Türkiye topraklarında yeşermiş en araştırmacı, çalışkan ve verimli müzik dehası, çağdaş müzik bestecisi İlhan Mimaroğlu’nun Elektronik Müzik adlı eserinden bir paragrafla başladık (45. sayfa 24. Bölüm). Kitabı, Haziran 1991′de Pan Yayıncılık (İstanbul) tarafından ülkemize kazandırılmış. Kitap boyunca elektronik müziğin ne olup ne olmadığı, nasıl yaratıldığı en ince ayrıntısına kadar anlatılıyor. Hukuk Fakültesini bitirdikten sonra Birleşik Devletler’e giderek müzik eğitimi alan ve Columbia Princeton üniversitesinde uzun yıllar boyu Müzik Öğretim Bölümü’nde uzmanlık çalışmalarını sürdüren (ve halen New York’da yaşayan) Mimaroğlu’nun arı Türkçesi, yer yer bir arı kadar iğneleyici anlatım biçemi sayesinde bir çırpıda okunabilecek bir kitaptan italik örneklemeler yapacağız. Öncelikle nedir bu elektronik müzik? Bugünlerde çok yaygın olan disko ve pop müziklerinde sık sık karşılaştığımız elektro-harmonik gürültü mü? Yoksa Vangelis veya Kitaro’nun New Age müziği mi? Yoksa Klaus Schulze’nin olağanüstü araştırmacı çalışmaları mı? Değil!
– Elektronik müzik, soyut olarak notalarla bestelenmeyen, doğal ve yapay seslerin işlemlerden geçirilerek (geçirilmeyerek de) band kaydedeci üzerinde somut olarak kurgulanması yoluyla gerçekleştirilen yani bestelenen bir müzikal etkinlik. İlk önceleri Tape Music adıyla anılan bu müzik, zamanla elektronik müzik olarak adını benimsetti. Ussachevsky’nin sunduğu tanımla: “Yordamsal sınırları içinde elektronik müzik, sanat yolunda anlam taşıyan bir anlatım arayan bestecinin, sesleri yakalamak, yaratmak, başkalaştırmak ve örgütlemek için türlü elektro-akustik gereçlerden yararlandığı bir yaratı uğraşı alanı olarak ele alınmalıdır.
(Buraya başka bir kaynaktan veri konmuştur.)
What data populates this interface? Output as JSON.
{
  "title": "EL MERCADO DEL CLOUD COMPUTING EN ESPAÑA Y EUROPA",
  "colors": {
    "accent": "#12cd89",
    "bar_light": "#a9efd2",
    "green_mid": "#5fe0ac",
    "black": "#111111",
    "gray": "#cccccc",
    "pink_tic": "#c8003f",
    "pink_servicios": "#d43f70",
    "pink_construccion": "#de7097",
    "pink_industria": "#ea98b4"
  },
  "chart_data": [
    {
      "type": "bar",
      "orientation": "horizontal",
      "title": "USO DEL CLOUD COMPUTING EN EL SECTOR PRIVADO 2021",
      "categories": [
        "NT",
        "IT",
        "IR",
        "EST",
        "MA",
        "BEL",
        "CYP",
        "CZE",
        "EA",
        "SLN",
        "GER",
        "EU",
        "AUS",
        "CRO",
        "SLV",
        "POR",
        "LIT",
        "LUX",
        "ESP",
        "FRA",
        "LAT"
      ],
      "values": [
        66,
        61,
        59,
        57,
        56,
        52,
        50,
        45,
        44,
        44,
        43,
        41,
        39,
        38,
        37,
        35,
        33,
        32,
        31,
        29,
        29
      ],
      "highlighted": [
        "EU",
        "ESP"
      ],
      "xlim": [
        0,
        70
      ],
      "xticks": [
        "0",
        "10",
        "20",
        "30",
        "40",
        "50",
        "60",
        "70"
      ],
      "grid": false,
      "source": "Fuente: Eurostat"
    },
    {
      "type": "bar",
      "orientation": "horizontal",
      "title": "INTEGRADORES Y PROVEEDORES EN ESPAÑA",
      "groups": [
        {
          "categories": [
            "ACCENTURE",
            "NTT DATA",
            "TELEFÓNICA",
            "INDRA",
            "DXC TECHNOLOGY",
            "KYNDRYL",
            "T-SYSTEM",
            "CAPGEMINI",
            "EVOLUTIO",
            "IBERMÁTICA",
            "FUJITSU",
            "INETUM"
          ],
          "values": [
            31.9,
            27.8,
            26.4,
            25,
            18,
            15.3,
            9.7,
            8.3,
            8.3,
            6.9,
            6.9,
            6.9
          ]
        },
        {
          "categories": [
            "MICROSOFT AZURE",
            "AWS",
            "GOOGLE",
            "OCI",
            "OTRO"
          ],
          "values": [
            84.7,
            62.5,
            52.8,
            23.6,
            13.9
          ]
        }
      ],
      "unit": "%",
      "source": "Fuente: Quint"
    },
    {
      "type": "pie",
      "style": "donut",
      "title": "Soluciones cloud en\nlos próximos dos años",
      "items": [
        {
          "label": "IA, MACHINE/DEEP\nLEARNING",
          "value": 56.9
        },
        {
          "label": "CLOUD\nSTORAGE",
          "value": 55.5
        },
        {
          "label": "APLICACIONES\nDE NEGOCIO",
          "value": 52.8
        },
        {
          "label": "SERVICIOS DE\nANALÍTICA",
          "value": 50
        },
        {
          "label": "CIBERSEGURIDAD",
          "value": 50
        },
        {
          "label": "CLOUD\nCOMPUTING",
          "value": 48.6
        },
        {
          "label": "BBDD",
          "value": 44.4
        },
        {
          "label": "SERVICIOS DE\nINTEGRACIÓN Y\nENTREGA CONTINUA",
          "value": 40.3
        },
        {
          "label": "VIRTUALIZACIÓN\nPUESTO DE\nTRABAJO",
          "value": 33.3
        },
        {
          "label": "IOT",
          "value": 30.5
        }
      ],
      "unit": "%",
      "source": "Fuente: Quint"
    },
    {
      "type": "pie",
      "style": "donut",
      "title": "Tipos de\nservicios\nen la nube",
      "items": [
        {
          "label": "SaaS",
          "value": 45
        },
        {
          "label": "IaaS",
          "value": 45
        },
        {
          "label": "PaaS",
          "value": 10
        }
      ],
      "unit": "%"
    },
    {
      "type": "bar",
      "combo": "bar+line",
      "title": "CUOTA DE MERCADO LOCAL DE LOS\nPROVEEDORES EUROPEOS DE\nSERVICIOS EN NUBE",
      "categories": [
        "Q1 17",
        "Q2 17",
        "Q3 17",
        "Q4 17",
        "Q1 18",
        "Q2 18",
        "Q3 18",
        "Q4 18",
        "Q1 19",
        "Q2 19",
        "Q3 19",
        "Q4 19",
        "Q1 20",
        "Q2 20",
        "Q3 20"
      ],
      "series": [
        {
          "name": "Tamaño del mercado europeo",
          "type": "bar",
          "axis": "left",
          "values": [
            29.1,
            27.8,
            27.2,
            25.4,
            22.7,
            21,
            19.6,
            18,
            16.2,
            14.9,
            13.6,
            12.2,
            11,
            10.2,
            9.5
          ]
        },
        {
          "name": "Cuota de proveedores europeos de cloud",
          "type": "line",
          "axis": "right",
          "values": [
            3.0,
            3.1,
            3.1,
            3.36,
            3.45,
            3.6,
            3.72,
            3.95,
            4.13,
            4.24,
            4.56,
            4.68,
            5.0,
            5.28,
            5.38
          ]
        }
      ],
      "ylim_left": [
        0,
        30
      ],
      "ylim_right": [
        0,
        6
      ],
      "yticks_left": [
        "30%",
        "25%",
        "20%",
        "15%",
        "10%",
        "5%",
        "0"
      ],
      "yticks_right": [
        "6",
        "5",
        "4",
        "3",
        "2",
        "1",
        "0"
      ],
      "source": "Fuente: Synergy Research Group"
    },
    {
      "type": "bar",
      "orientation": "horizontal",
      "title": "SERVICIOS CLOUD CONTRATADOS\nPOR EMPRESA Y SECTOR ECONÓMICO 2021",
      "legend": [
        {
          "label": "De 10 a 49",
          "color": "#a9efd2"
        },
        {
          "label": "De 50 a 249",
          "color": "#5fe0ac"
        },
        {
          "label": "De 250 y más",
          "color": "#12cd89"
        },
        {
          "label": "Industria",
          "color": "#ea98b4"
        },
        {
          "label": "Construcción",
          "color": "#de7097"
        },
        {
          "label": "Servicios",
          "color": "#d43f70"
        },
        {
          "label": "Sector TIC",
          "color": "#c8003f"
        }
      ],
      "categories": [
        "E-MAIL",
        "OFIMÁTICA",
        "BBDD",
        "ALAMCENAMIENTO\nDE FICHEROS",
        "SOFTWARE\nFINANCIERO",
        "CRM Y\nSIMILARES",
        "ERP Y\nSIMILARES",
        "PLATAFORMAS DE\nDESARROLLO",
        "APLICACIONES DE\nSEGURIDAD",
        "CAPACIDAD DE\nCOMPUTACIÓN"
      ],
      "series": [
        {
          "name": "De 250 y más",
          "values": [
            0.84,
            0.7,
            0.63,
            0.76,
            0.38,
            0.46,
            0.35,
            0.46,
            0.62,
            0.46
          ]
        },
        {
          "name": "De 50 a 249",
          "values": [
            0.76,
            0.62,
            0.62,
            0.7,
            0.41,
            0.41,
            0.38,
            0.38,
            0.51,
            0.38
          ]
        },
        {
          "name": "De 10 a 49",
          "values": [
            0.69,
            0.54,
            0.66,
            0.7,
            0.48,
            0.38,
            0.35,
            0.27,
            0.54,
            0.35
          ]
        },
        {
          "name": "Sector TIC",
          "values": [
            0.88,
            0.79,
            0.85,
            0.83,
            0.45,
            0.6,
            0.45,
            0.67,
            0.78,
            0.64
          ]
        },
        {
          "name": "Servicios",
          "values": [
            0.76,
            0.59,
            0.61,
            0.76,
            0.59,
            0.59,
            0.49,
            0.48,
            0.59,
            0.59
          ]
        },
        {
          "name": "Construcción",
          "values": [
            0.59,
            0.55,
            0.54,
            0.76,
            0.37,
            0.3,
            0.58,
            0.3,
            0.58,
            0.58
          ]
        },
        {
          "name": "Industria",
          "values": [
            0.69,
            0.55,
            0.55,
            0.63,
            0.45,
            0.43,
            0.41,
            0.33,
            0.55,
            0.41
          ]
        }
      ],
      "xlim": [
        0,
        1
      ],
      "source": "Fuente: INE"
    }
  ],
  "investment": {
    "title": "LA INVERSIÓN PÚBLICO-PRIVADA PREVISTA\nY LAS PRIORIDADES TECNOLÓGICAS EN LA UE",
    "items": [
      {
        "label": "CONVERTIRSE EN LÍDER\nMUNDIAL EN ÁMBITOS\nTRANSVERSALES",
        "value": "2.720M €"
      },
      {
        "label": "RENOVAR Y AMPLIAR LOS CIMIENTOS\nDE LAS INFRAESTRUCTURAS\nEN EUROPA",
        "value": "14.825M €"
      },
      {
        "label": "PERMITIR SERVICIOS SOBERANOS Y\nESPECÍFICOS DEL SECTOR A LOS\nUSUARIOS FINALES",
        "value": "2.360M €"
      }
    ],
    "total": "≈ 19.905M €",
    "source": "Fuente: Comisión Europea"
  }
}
“Elektronik Müzik” kitabı, müzisyenlerimize de müzikseverlerimize de ve doğaldır ki müzik yapımcılarımıza da çok yabancı olan elektronik müzik kavramına açıklık getiriyor. Elektronik müzik bestecilerimize bugüne değin gereken önemi vermeyi bırakın, ilgi göstermeyi bile esirgedik. Biz bu satırlarda Mimaroğlu’nun elektronik müzik ile bilgisayar üzerine yaklaşımlarına değineceğiz. Söz bestecinin:
– Bilgisayarın günlük hayatta kullanılan birçok araca girmesi gibi elektronik müziğe yarayan araçlara da katılması olağandı Bir ütü ya da fotoğraf makinesi kullananın çoğu kez bu araçların içinde bilgisayar olduğunu bilmemesi gibi bir elektronik müzik stüdyosunda yakın yıllarda yapılmış bireştireçlerden* biriyle işlemlerini yürüten besteci de o aracın sayısal dizgeyle çalıştığını sırası düşüp öğrendiğinde “demek ki ben bilgisayar kullanıyormuşum da haberim yokmuş” diyebilir. Sözünü ettiğimiz yaygınlığın sonucu, bilgisayarla yapılan elektronik müzik bir uzmanlık alanı olmaktan çıkmıştır (gereği tartışılabilir bir tutkuyla böyle bir uzmanlığı sürdürenler varsa da). Ne ki, sayısal dizgelerle çalışan bireştireçler yeni bir “uzmanlık” türü geliştirmiştir; bu araçları kullanmayı öğrenmenin güçlüğünü gidermeye yardımcı bir uzmanlık. Her bir bireştireçle, onun nasıl kullanılacağını anlatan kalın bir el kitabı da birlikte satılmaktadır. Belirli bir bireştirecin kitabının içindeki bilgiler ancak o kitaba uygulanabilir; başka bir bireştireçle karşılaşıldığında onun da kitabını okumak gerekir. Bireştireçlerin özellikle pop müziği alanındaki plak stüdyolarında yaygınlığı, bunları kullanmak isteyen, ama nasıl çalıştırılacaklarını bilmeyen çalgıcıların “programcı” denilen bir uzman kişiye başvurmalarını gerektirmektedir. Boyunu ilk olarak bilgisayar öncesi bireştireçlerin çağında göstermeye başlamış olan bu uzman kişi kendince birkaç ses hazırlar ya da çalgıcının istediği ses türlerini yaklaşık olarak elde edip saptar; çalgıcı da bireştirecin tuşlarına bastığında o seslerle çalmış olur. Programcı ancak bir ya da birkaç tür bireştireçte uzmandır; bilmediği bir bireştirecin yanına yaklaşmak istemez.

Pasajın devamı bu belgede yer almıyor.